On the left, raw chicken is deposited by a food printer, and on the right, a blue laser beam is directed at a raw sample of chicken. (Jonathan Blutinger/Columbia Engineering)

Consumers may soon have the ability to not only digitally print food but also cook it with lasers.

Back in the early 1960s, when U.S. space agency NASA was working toward sending astronauts to the moon, “The Jetsons” cartoon series offered a comical take on future family life with food prepared by machines at the touch of a button.

Engineers at Columbia University have taken a step toward making the Jetson family meals a reality by creating a single device that can use a 3D printer to assemble food and lasers to cook it.

“Food is something that we all interact with and personalize on a daily basis. It seems only natural to infuse software into our cooking to make meal creation more customizable,” said lead researcher Jonathan Blutinger.

The Columbia “Digital Food” team, led by mechanical engineering Professor Hod Lipson, has been working on 3D-printed foods for nearly 15 years and is now experimenting with multi-ingredient printing.

“We noted that, while printers can produce ingredients to a millimeter-precision, there is no heating method with this same degree of resolution,” Blutinger said. “Cooking is essential for nutrition, flavor and texture development in many foods, and we wondered if we could develop a method with lasers to precisely control these attributes.”

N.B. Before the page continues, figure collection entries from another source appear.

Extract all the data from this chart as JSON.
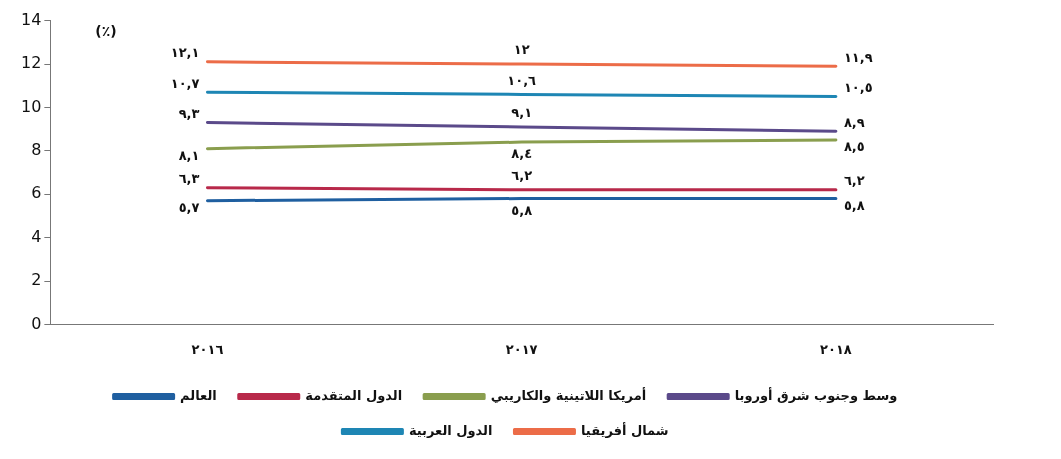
{
  "chart_data": {
    "type": "line",
    "categories": [
      "٢٠١٦",
      "٢٠١٧",
      "٢٠١٨"
    ],
    "series": [
      {
        "name": "العالم",
        "color": "#1f5fa0",
        "values": [
          5.7,
          5.8,
          5.8
        ],
        "value_labels": [
          "٥,٧",
          "٥,٨",
          "٥,٨"
        ]
      },
      {
        "name": "الدول المتقدمة",
        "color": "#b8294a",
        "values": [
          6.3,
          6.2,
          6.2
        ],
        "value_labels": [
          "٦,٣",
          "٦,٢",
          "٦,٢"
        ]
      },
      {
        "name": "أمريكا اللاتينية والكاريبي",
        "color": "#8a9e4e",
        "values": [
          8.1,
          8.4,
          8.5
        ],
        "value_labels": [
          "٨,١",
          "٨,٤",
          "٨,٥"
        ]
      },
      {
        "name": "وسط وجنوب شرق أوروبا",
        "color": "#5b4a8a",
        "values": [
          9.3,
          9.1,
          8.9
        ],
        "value_labels": [
          "٩,٣",
          "٩,١",
          "٨,٩"
        ]
      },
      {
        "name": "الدول العربية",
        "color": "#1e86b4",
        "values": [
          10.7,
          10.6,
          10.5
        ],
        "value_labels": [
          "١٠,٧",
          "١٠,٦",
          "١٠,٥"
        ]
      },
      {
        "name": "شمال أفريقيا",
        "color": "#ec6c48",
        "values": [
          12.1,
          12,
          11.9
        ],
        "value_labels": [
          "١٢,١",
          "١٢",
          "١١,٩"
        ]
      }
    ],
    "ylim": [
      0,
      14
    ],
    "yticks": [
      0,
      2,
      4,
      6,
      8,
      10,
      12,
      14
    ],
    "grid": false,
    "legend": "bottom",
    "marker": "none",
    "line_style": "solid",
    "annotations": [
      "(٪)"
    ]
  }
}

“In fact, our two blind taste-testers preferred laser-cooked meat to the conventionally cooked samples, which shows promise for this burgeoning technology,” Blutinger added.

The technology developed by Columbia University researchers has moved closer to allowing users to use autonomous devices to cook whatever food they like, which can then be tailored for desired flavor, texture and shape.

The researchers achieved food-safe temperatures by using a blue laser to trace a spiraling path on meat, while an infrared laser was more efficient at browning the surface of the meat. Cooking patterns were also tested; a higher laser speed produced quicker initial temperature increases, while a single pass of the laser at a slower speed cooked the food at a slower rate.

Though the hardware and software is relatively low-tech, there isn’t yet sustainable support system, said the study’s authors.

“What we still don’t have is what we call ‘Food CAD,’ sort of the Photoshop of food. We need a high-level software that enables people who are not programmers or software developers to design the foods they want,” Lipson said. “And then we need a place where people can share digital recipes like we share music.”

For the study, published in npj Science of Food, chicken was put through a blender and then extruded through a nozzle by a 3D printer.

The chicken samples were printed at a thickness of 3 millimeters on a testbed approximately 1-inch square. Scientists tested a range of parameters including cooking depth, moisture retention, flavor and color development while comparing the differences between laser-cooked and conventionally cooked food.

They showed that they could bring the chicken to a safe temperature and achieve desired browning, which imparts significant flavor. The study also showed that meat cooked with lasers shrinks 50 percent less than conventionally cooked meat, retains a similar flavor and doubles the moisture content.

One area where printing food had previously shown promise is for long-term space missions. In 2013, NASA awarded a $125,000 contract to develop 3D-printed food to extend food shelf life in space from five to 30 years.